-
Enhancement
-
Resolution: Unresolved
-
Major
-
None
-
EAP64 1.8.9.GA
xPaaS Liveness Probe doesn't fail when timeout of request is observed as the timeoutSeconds parameter has no effect on the readiness and liveness probes for Container Execution Checks because the timeout argument to this function is ignored by dockerhsim in the call to docker API.
We have a workaround that can negate this limitation.
Steps to Reproduce:
############################################
[...]
livenessProbe:
exec:
command:
- /bin/bash
- '-c'
- /opt/eap/bin/livenessProbe.sh
timeoutSeconds: 1
periodSeconds: 10
successThreshold: 1
failureThreshold: 3
############################################
The liveliness probe is configured to restart the pod when the script fails to respond 3 times with an interval of 10 seconds. and the timeout is configured at 1 sec, So the pod is expected to restart in 30 seconds after the failure or timeout of probe request.
1. Deploy eap64-basic-s2i application
2. oc rsh <eap-pod>
3. Stop the JBoss server --> sh-4.2$ kill -STOP <PID>
4. Stop the livliness.sh process --> sh-4.2$ kill -STOP <PID>
5. Check atomic-openshift-node logs (log-level=4) on the node where pod is deployed.
Actual results:
sh-4.2$ time /opt/eap/bin/livenessProbe.sh
^C^CTraceback (most recent call last):
File "/opt/eap/bin/probes/runner.py", line 113, in <module>
time.sleep(args.sleep)
KeyboardInterrupt
real 0m49.311s
user 0m0.106s
sys 0m0.037s
The pod will get stuck in a zombie state and the will not restart.
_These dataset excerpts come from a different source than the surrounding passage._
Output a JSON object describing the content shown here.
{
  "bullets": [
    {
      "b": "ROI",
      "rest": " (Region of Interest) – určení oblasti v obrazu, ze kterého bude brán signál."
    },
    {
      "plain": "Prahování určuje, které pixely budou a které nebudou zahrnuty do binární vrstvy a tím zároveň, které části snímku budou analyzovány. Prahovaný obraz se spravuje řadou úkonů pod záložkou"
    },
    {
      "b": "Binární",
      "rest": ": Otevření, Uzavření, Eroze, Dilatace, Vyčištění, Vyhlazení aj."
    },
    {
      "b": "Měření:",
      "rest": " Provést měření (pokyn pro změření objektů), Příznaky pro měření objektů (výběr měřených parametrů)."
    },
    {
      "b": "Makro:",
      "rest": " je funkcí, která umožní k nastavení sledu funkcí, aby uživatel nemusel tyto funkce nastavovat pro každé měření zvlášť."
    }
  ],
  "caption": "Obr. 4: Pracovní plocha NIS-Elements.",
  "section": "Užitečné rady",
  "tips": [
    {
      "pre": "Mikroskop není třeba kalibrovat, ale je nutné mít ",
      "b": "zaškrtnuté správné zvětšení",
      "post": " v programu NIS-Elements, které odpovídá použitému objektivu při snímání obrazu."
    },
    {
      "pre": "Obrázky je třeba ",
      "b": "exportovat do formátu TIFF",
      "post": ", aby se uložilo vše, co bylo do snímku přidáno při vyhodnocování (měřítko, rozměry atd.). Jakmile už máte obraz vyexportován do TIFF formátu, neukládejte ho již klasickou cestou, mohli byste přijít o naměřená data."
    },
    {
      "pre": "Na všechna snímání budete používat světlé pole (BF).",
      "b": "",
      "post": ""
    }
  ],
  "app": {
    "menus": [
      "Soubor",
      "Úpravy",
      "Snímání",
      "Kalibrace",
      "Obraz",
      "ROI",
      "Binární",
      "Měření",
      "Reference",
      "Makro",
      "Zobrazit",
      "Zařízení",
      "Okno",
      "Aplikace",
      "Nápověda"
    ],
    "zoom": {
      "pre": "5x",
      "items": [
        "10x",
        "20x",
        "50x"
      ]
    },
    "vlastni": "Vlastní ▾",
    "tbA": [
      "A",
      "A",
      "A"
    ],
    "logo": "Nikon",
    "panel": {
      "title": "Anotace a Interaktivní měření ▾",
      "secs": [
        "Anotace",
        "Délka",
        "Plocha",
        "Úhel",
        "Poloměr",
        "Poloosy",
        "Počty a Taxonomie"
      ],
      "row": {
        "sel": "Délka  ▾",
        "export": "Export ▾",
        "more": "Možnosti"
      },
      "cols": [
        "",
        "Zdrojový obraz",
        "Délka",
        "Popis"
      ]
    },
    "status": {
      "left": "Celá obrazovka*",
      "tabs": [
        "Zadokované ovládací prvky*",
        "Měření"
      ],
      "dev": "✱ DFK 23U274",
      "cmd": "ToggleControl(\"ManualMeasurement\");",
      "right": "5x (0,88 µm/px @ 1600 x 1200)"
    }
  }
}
==========================================================================
The RFE requested for below workaround to be made default in the image
############################################
[...]
livenessProbe:
exec:
command:
- /bin/bash
- '-c'
- timeout 60 /opt/eap/bin/livenessProbe.sh <==Changed
timeoutSeconds: 1
periodSeconds: 10
successThreshold: 1
failureThreshold: 3
############################################
With the workaround applied, OpenShift properly detects and records as failed the probes' scripts executions frozen for more than 60 seconds,and it correctly restart the container after 3 failures.
The timeout value can be reduced to minimize the delay.